Preloaded Descemet membrane endothelial keratoplasty (pDMEK) demonstrated a slightly greater utility (QALY 0.6682) compared to non-preloaded DMEK (n-pDMEK) (QALY 0.6640) over a time horizon of 15 years in a cohort of 58 patients with Fuchs endothelial corneal dystrophy (FECD).
Preloaded Descemet membrane endothelial keratoplasty (pDMEK) offered a slightly higher clinical effectiveness (+0.0042 QALY/patient) at a lower cost (healthcare: -$1444 per patient; societal: -$1457 per patient) in improving visual acuity compared to non-preloaded DMEK (n-pDMEK) in a cohort of 58 patients with Fuchs endothelial corneal dystrophy (FECD).
Preloaded Descemet membrane endothelial keratoplasty (pDMEK) achieved a favourable incremental cost-utility ratio (ICUR) and net monetary benefit (NMB) compared with non-preloaded DMEK (n-pDMEK) in a cohort of 58 patients with Fuchs endothelial corneal dystrophy (FECD).

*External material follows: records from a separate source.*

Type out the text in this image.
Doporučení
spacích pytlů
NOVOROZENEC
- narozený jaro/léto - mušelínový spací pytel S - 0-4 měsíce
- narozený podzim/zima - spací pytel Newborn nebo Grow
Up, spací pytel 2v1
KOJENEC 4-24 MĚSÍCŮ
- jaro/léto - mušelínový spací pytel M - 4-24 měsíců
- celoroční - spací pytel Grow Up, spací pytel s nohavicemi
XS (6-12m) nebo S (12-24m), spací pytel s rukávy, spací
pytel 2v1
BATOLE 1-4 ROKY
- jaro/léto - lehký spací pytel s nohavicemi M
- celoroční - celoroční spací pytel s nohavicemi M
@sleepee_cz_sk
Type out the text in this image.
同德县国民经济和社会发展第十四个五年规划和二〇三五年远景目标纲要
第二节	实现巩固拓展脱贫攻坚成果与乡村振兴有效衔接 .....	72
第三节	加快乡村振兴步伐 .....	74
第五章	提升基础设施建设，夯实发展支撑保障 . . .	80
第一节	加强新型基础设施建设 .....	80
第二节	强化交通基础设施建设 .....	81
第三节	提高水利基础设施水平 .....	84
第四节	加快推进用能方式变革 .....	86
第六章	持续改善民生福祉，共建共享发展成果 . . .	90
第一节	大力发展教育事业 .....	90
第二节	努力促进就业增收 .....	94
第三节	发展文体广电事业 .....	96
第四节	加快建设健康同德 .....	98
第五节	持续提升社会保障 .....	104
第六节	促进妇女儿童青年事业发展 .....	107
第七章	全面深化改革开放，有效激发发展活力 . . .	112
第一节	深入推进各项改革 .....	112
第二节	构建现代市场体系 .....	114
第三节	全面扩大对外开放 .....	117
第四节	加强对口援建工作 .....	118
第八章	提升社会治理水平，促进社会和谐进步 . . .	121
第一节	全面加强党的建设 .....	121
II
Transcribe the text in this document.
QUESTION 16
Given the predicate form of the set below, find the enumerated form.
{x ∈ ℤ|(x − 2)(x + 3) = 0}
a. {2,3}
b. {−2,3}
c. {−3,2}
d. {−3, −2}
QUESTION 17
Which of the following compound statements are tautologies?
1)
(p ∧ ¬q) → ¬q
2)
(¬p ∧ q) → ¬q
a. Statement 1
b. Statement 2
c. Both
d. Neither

A retrospective cost-effectiveness analysis from societal and healthcare perspectives analyzed a cohort of 58 patients with Fuchs endothelial corneal dystrophy (FECD) receiving preloaded Descemet membrane endothelial keratoplasty (n=38) or non-preloaded DMEK (n=30) from 2016 to 2018 at the Department of Ophthalmology, Massachusetts Eye and Ear Infirmary, Harvard Medical School, Boston, USA.